Power minister Piyush Goyal said on Tuesday that the government has dispelled the air of negativity surrounding the electricity sector, and replaced it with a sense of optimism by implementing a raft of reforms. Decisive steps taken across sectors have resulted in surplus power, fiscal discipline in utilities, sufficient coal availability and unprecedented growth in the clean energy market, Goyal said in an interview. “We have been able to change the mindset of this country from despondency to confidence. Earlier, the story was of shortages of power and coal, of a weak system, and of failing distribution companies which are perpetually in losses—a story of negativity. Today, the sector is full of optimism and positivity,” Goyal said.

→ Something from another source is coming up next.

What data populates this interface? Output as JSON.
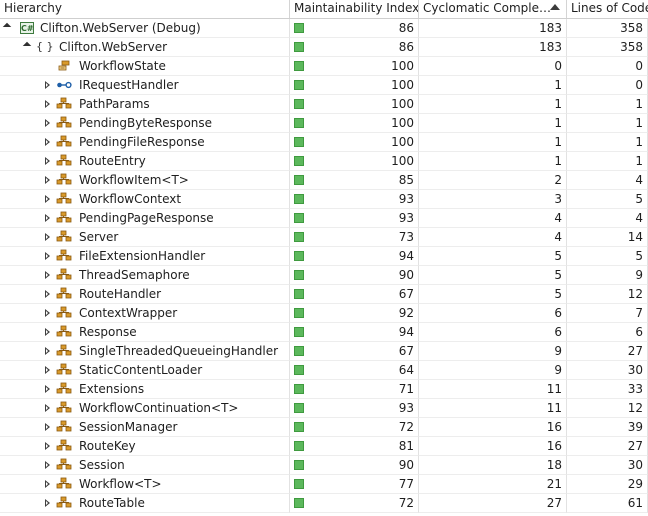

Goyal’s assessment of the sector, ahead of the National Democratic Alliance (NDA) government starting its fourth year in office on 26 May, hints at more policy action, taking state governments on board, and leveraging the scale and financial resources of large central public sector companies. Earlier in the day, Prime Minister Narendra Modi, who took stock of progress in various schemes in the power, oil and gas and housing sectors, asked his colleagues to focus on 100 districts which are the worst performers in different schemes, an official statement said. Goyal has been working on turning around debt-ridden state power distribution companies and lowering the operational costs of conventional power plants while trying to achieve the country’s climate change goal of becoming a low carbon economy.
“India is looked upon as a world leader now in the power, renewable energy and infrastructure sectors. The India story is gaining unparalleled sense of confidence that was never there,” Goyal said. According to data available from the power ministry, the compound annual growth rate of power tariffs was 3.2% in the last two years, compared to 5.95% in previous years, indicating that energy costs grew at a lower late. Also, the amount of coal required to generate a unit of electricity has decreased by 8% in the last three years to 0.63kg in 2016-17, explained a government official, who asked not to be named. India’s capacity addition in renewable energy was for the first time higher than that of conventional power in 2016-17.
However, resolving the non-performing assets in the power sector, which is part of the Rs9.64 trillion of stressed assets in the banking sector, will depend on how banks implement the recent changes in the Banking Regulation Act. The amendment gives more powers to the Reserve Bank of India to facilitate a resolution. State-owned companies in the power sector are likely to examine the viability of purchasing any private sector power company undergoing bankruptcy proceedings if the price is attractive. An industry expert, who asked not to be named, said that while distribution companies (DISCOMS) are making efforts to improve their operational efficiency and cut losses as per the milestones set under the turnaround scheme Ujwal DISCOM Assurance Yojana (UDAY), states should be open to privatizing those utilities which are not able to reduce red ink.
Improving quality of power is another area where utilities have to measure up, this person added. The government has set a deadline of December 2018 to achieve the goal of uninterrupted power for all. Another expert said power distribution reform is likely to remain high on the agenda. “A few states took the bold step of getting in private sector expertise and innovation into distribution through the franchisee model, but it’s a drop in the ocean,” said Kameswara Rao, leader of the energy utilities and mining practice at PricewaterhouseCoopers in India. “If state utilities pursue this more actively, they can gain financially through profit sharing, just like states are gaining through mineral auctions.” Rao added that by tackling higher costs and losses in the retail distribution and supply business, over 22-25% could be saved in costs.